I can show the real focused image through the same acrylic glass that has the same clarity as IMG_0380.JPG.
The focusing distance is about 150 mm.
The focusing distance for IMG_0380.JPG is about 1000mm.
The clarities and sharpness of both pictures are the same. May be illumination is different because of times.
The Focuses are different! So the problem not in quality of glass. I think I have a good logic.


----------



## astroNikon

To me I see a massive difference in quality.  give me a few to show some crops


----------



## Timofey Gorlov

astroNikon said:


> To me I see a massive difference in quality.  give me a few to show some crops


There is another one with the glass that has a similar illumination


----------



## astroNikon

the original 038 shows details in the windows, the cross members and such.  The other ones, including the one you just uploaded, with the acryliv have lost ALL detail.

It's even worse if you look at the house to the left.  I thought they put a sheet of plastic over the house in one of the photos - zoom in and look at the windows.


----------



## wfooshee

You keep asking, "Why does the flat glass affect the pictures so much?" but you won't accept the answer, which is:

It's not glass. Acrylic is plastic. It's not transparent. It's "fuzzy." 

Light bends every time it passes through a surface. The acrylic surface is not anywhere close to as smooth as a real glass surface, so the light entering and exiting the acrylic bends differently at every different point of the surface. Then there is the lack of transparency, the cloudiness of the acrylic. Every microscopic bubble or bit of uneven material density provides another light-bending surface.

A flat sheet of optical glass minimizes that by being pure. The surface is smooth with no irregularities, down to a microscopic flatness, and the material inside the surface is uniform and clear. A flat sheet of glass in front of the lens, and parallel to the focal plane, with no light behind it causing reflections, would have a minimal impact on the image clarity.

A sheet of plastic, though, cannot help but scatter the light. There's a difference between "I can see through it" and optically transparent.

Please stop asking, "Yeah, but why?" You've been told why. If you have a need for the acrylic sheet in order to protect yourself or the camera from something on the other side, then you have to accept the optical limitation, or go find something more transparent but still with impact protection, which will be _expensive_.


----------



## astroNikon

At first I thought the one picture with the acrylic that you just uploaded, the owners put plastic over the windows to keep drafts out.  But when I checked the houses to the right it was the same problem.

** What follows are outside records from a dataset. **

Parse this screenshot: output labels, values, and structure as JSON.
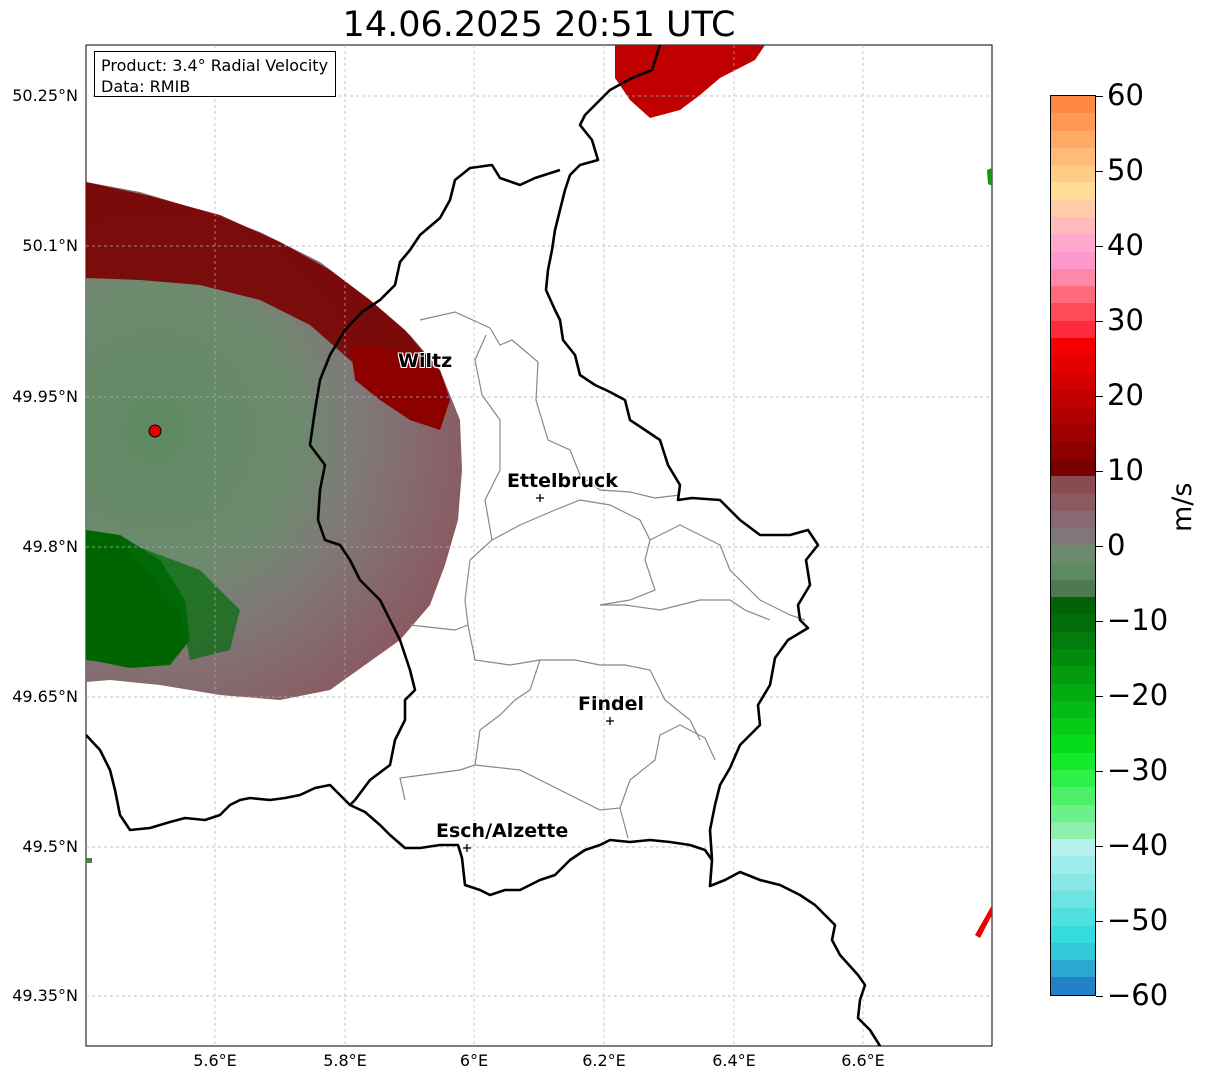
{
  "title": "14.06.2025 20:51 UTC",
  "info": {
    "product": "Product: 3.4° Radial Velocity",
    "data": "Data: RMIB"
  },
  "lat_labels": [
    "50.25°N",
    "50.1°N",
    "49.95°N",
    "49.8°N",
    "49.65°N",
    "49.5°N",
    "49.35°N"
  ],
  "lon_labels": [
    "5.6°E",
    "5.8°E",
    "6°E",
    "6.2°E",
    "6.4°E",
    "6.6°E"
  ],
  "cities": [
    {
      "name": "Wiltz"
    },
    {
      "name": "Ettelbruck"
    },
    {
      "name": "Findel"
    },
    {
      "name": "Esch/Alzette"
    }
  ],
  "colorbar": {
    "unit": "m/s",
    "ticks": [
      "60",
      "50",
      "40",
      "30",
      "20",
      "10",
      "0",
      "−10",
      "−20",
      "−30",
      "−40",
      "−50",
      "−60"
    ],
    "range": [
      -60,
      60
    ],
    "colors": [
      "#2282c5",
      "#2aa8d0",
      "#31c8d8",
      "#35dcde",
      "#4fe0e0",
      "#6de4e4",
      "#88e8e8",
      "#a0ecec",
      "#b8f0f0",
      "#8ef0aa",
      "#6cf08a",
      "#4ef06a",
      "#2ef04a",
      "#12ea2a",
      "#06dc1a",
      "#05cc16",
      "#04bc14",
      "#03ac12",
      "#039c10",
      "#028c0e",
      "#027c0c",
      "#026c0a",
      "#026208",
      "#4e7a52",
      "#5e8a62",
      "#6e8a6e",
      "#807878",
      "#8a6a72",
      "#8a5a62",
      "#8a4a52",
      "#7a0000",
      "#8c0000",
      "#9e0000",
      "#b00000",
      "#c20000",
      "#d40000",
      "#e60000",
      "#f40000",
      "#ff2a3a",
      "#ff4a5a",
      "#ff6a7a",
      "#ff88aa",
      "#ff99cc",
      "#ffaacc",
      "#ffbbbb",
      "#ffccaa",
      "#ffdd99",
      "#ffcc88",
      "#ffbb77",
      "#ffaa66",
      "#ff9955",
      "#ff8844"
    ]
  },
  "radar_site": {
    "color": "#e00000"
  },
  "velocity_colors": {
    "inbound": "#006400",
    "zero": "#6e8a6e",
    "outbound_weak": "#8a5a62",
    "outbound_strong": "#7a0000"
  }
}
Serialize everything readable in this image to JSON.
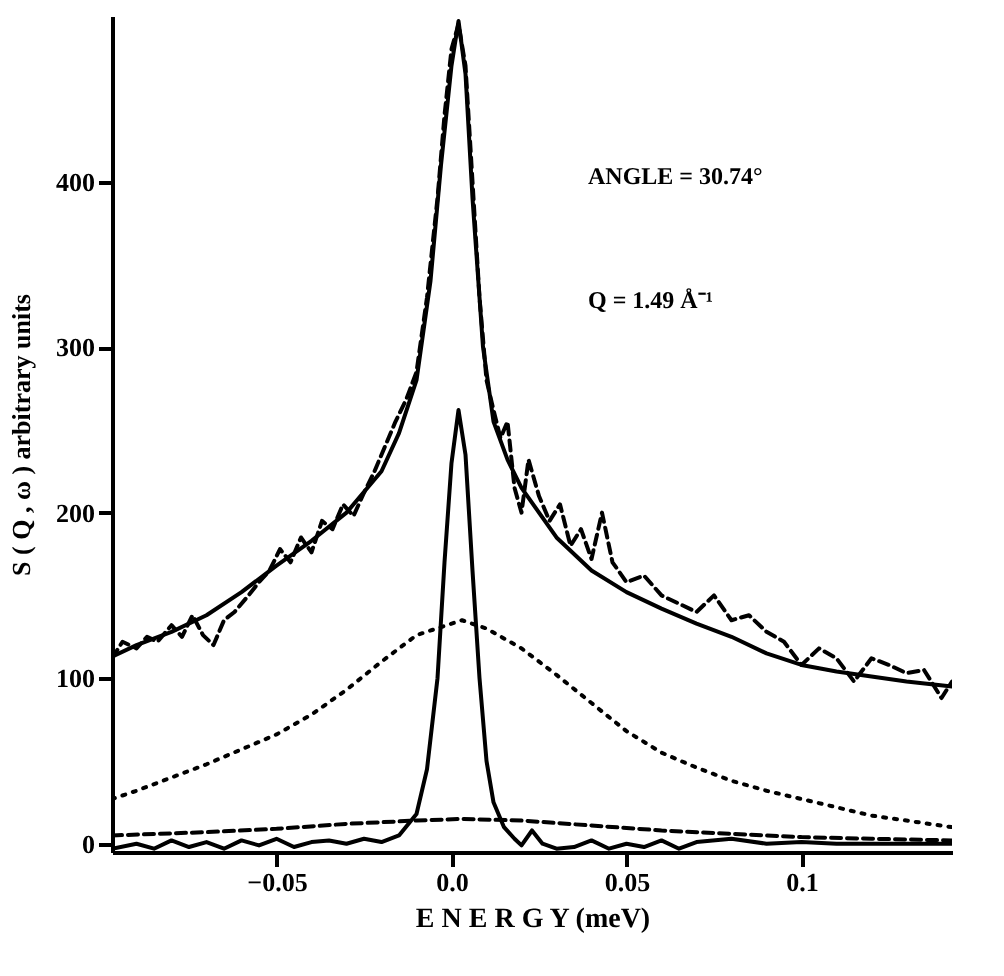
{
  "chart_data": {
    "type": "line",
    "xlabel": "E N E R G Y (meV)",
    "ylabel": "S ( Q , ω ) arbitrary units",
    "annotations": [
      "ANGLE = 30.74°",
      "Q     =  1.49 Å⁻¹"
    ],
    "xlim": [
      -0.097,
      0.143
    ],
    "ylim": [
      -5,
      500
    ],
    "xticks": [
      -0.05,
      {
        "value": 0,
        "label": "0.0"
      },
      0.05,
      {
        "value": 0.1,
        "label": "0.1"
      }
    ],
    "yticks": [
      0,
      100,
      200,
      300,
      400
    ],
    "grid": false,
    "marker": "none",
    "series": [
      {
        "color": "#000000",
        "line_style": "dashed",
        "x": [
          -0.097,
          -0.094,
          -0.09,
          -0.087,
          -0.084,
          -0.08,
          -0.077,
          -0.074,
          -0.071,
          -0.068,
          -0.065,
          -0.062,
          -0.058,
          -0.055,
          -0.052,
          -0.049,
          -0.046,
          -0.043,
          -0.04,
          -0.037,
          -0.034,
          -0.031,
          -0.028,
          -0.025,
          -0.022,
          -0.019,
          -0.016,
          -0.013,
          -0.01,
          -0.007,
          -0.004,
          -0.002,
          0.0,
          0.002,
          0.004,
          0.006,
          0.008,
          0.01,
          0.012,
          0.014,
          0.016,
          0.018,
          0.02,
          0.022,
          0.025,
          0.028,
          0.031,
          0.034,
          0.037,
          0.04,
          0.043,
          0.046,
          0.05,
          0.055,
          0.06,
          0.065,
          0.07,
          0.075,
          0.08,
          0.085,
          0.09,
          0.095,
          0.1,
          0.105,
          0.11,
          0.115,
          0.12,
          0.125,
          0.13,
          0.135,
          0.14,
          0.143
        ],
        "values": [
          112,
          122,
          118,
          125,
          122,
          132,
          125,
          138,
          126,
          120,
          135,
          140,
          150,
          158,
          165,
          178,
          170,
          185,
          176,
          195,
          190,
          205,
          198,
          212,
          225,
          240,
          255,
          268,
          285,
          330,
          390,
          440,
          480,
          495,
          470,
          400,
          330,
          280,
          262,
          245,
          255,
          215,
          200,
          232,
          210,
          195,
          205,
          180,
          190,
          172,
          200,
          170,
          158,
          162,
          150,
          145,
          140,
          150,
          135,
          138,
          128,
          122,
          108,
          118,
          112,
          98,
          112,
          108,
          103,
          105,
          88,
          98
        ]
      },
      {
        "color": "#000000",
        "line_style": "solid",
        "x": [
          -0.097,
          -0.09,
          -0.08,
          -0.07,
          -0.06,
          -0.05,
          -0.04,
          -0.03,
          -0.02,
          -0.015,
          -0.01,
          -0.006,
          -0.003,
          0,
          0.002,
          0.004,
          0.006,
          0.009,
          0.012,
          0.016,
          0.02,
          0.03,
          0.04,
          0.05,
          0.06,
          0.07,
          0.08,
          0.09,
          0.1,
          0.11,
          0.12,
          0.13,
          0.143
        ],
        "values": [
          113,
          120,
          128,
          138,
          152,
          168,
          183,
          200,
          225,
          248,
          280,
          340,
          410,
          470,
          497,
          465,
          390,
          300,
          255,
          232,
          215,
          185,
          165,
          152,
          142,
          133,
          125,
          115,
          108,
          104,
          101,
          98,
          95
        ]
      },
      {
        "color": "#000000",
        "line_style": "dotted",
        "x": [
          -0.097,
          -0.09,
          -0.08,
          -0.07,
          -0.06,
          -0.05,
          -0.04,
          -0.03,
          -0.02,
          -0.01,
          0.003,
          0.01,
          0.02,
          0.03,
          0.04,
          0.05,
          0.06,
          0.07,
          0.08,
          0.09,
          0.1,
          0.11,
          0.12,
          0.13,
          0.143
        ],
        "values": [
          27,
          32,
          40,
          48,
          57,
          66,
          78,
          93,
          110,
          126,
          135,
          130,
          118,
          102,
          85,
          68,
          55,
          46,
          38,
          32,
          27,
          22,
          17,
          14,
          10
        ]
      },
      {
        "color": "#000000",
        "line_style": "dashed",
        "x": [
          -0.097,
          -0.07,
          -0.05,
          -0.03,
          -0.01,
          0.003,
          0.02,
          0.04,
          0.06,
          0.08,
          0.1,
          0.12,
          0.143
        ],
        "values": [
          5,
          7,
          9,
          12,
          14,
          15,
          14,
          11,
          8,
          6,
          4,
          3,
          2
        ]
      },
      {
        "color": "#000000",
        "line_style": "solid",
        "x": [
          -0.097,
          -0.09,
          -0.085,
          -0.08,
          -0.075,
          -0.07,
          -0.065,
          -0.06,
          -0.055,
          -0.05,
          -0.045,
          -0.04,
          -0.035,
          -0.03,
          -0.025,
          -0.02,
          -0.015,
          -0.01,
          -0.007,
          -0.004,
          -0.002,
          0,
          0.002,
          0.004,
          0.006,
          0.008,
          0.01,
          0.012,
          0.015,
          0.018,
          0.02,
          0.023,
          0.026,
          0.03,
          0.035,
          0.04,
          0.045,
          0.05,
          0.055,
          0.06,
          0.065,
          0.07,
          0.08,
          0.09,
          0.1,
          0.11,
          0.12,
          0.13,
          0.143
        ],
        "values": [
          -3,
          0,
          -3,
          2,
          -2,
          1,
          -3,
          2,
          -1,
          3,
          -2,
          1,
          2,
          0,
          3,
          1,
          5,
          18,
          45,
          100,
          170,
          230,
          262,
          235,
          165,
          100,
          50,
          25,
          10,
          3,
          -1,
          8,
          0,
          -3,
          -2,
          2,
          -3,
          0,
          -2,
          2,
          -3,
          1,
          3,
          0,
          1,
          0,
          0,
          0,
          0
        ]
      }
    ]
  }
}
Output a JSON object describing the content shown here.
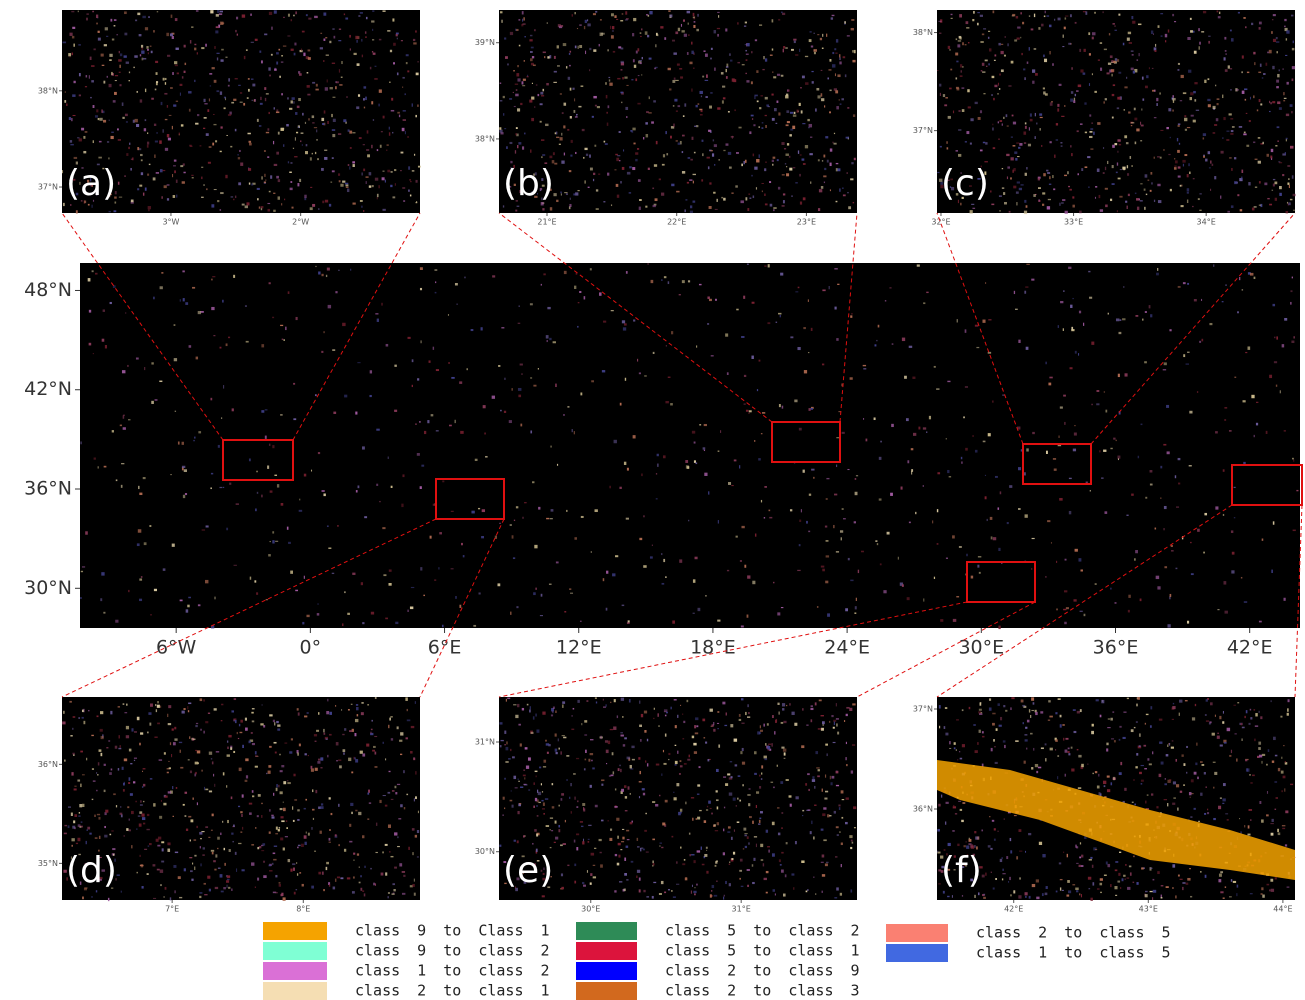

But on the #62 image if you just look at the windows it looses all detail.  Even the shutters are nearly gone in the image of the small window.  The windows look like it has plastic over them.
The bricks has lost all detail.  The roof.  If you see the full image the trees are all fuzzy.

You may not be used to looking at photographs and comparing but once you do, you'll know the differences.  this is all due to the "acrylic" not being "optical quality".


----------



## Timofey Gorlov

astroNikon said:


> At first I thought the one picture with the acrylic that you just uploaded, the owners put plastic over the windows to keep drafts out.  But when I checked the houses to the right it was the same problem.
> 
> But on the #62 image if you just look at the windows it looses all detail.  Even the shutters are nearly gone in the image of the small window.  The windows look like it has plastic over them.
> The bricks has lost all detail.  The roof.  If you see the full image the trees are all fuzzy.
> 
> You may not be used to looking at photographs and comparing but once you do, you'll know the differences.  this is all due to the "acrylic" not being "optical quality".
> View attachment 94196 View attachment 94197


The post became little bit confusing. The last two pictures that you compare made in a different times of the day (that is my fault). Originally I supposed to show focusing issue. Just compare IMG_0380.JPG and IMG_0176.JPG that I attached that is still made in a different time-shades distribution.
Ok, forget about it.


----------



## astroNikon

but we're not talking about the light / time of day.
we're talking about the fuzziness of the image, or "washed" out image due to the acrylic.
The window detailed are totally different.  bricks are washed out, and roof, trees .. not due to lighting variances.


----------



## tecboy

Take the acrylic glass off from your lens, and you will not have anymore problem.


----------



## Timofey Gorlov

Thanks for discussions. I'll continue this thread with more strict pictures/questions if I get one.


----------



## Timofey Gorlov

After all I figured out that infinite auto focusing gives a bad result and average distance focusing setting gives sharp image through the same acrylic glass. In this way I could resolve my problem without understanding why it happens. There is no real physical reason for it. I would assume that the glass somehow affects focusing mechanism or algorithm when focusing is setup for infinity. This is my big project and I cannot avoid using acrylic screen because it's a waterproof case for my camera.
I think my case can be useful for other people who use outdoor case. Just don't use "infinity" setting for it.


----------



## astroNikon

I use manual focus to shoot through any material.  The Autofocus system wants to use any contrast to use for identifying where the object is.  If the glass is not perfectly clear (to the camera and not to you), then it will have an issue with focusing and clarity.

and see post # 2


----------



## wfooshee

With a modern lens, you probably shouldn't ever use infinity anyway. To accommodate manufacturing tolerances, camera-to-camera differences, and so on, a lens set to infinity may actually be set _past_ infinity.

You may well ask, "How can it be set farther???" but it's a simple answer. As you turn the focus ring towards infinity, the elements in the lens move physically. There is a point at which they are focused on something as far away as it's physically possible to focus on. Most lenses, however, can keep turning, and thus the elements move even farther, and move _past_ the point of achieving focus at infinity, giving you your unexpectedly blurry image.

Just cranking the ring over to the stop is absolutely no guaranty of good focus at infinity!


----------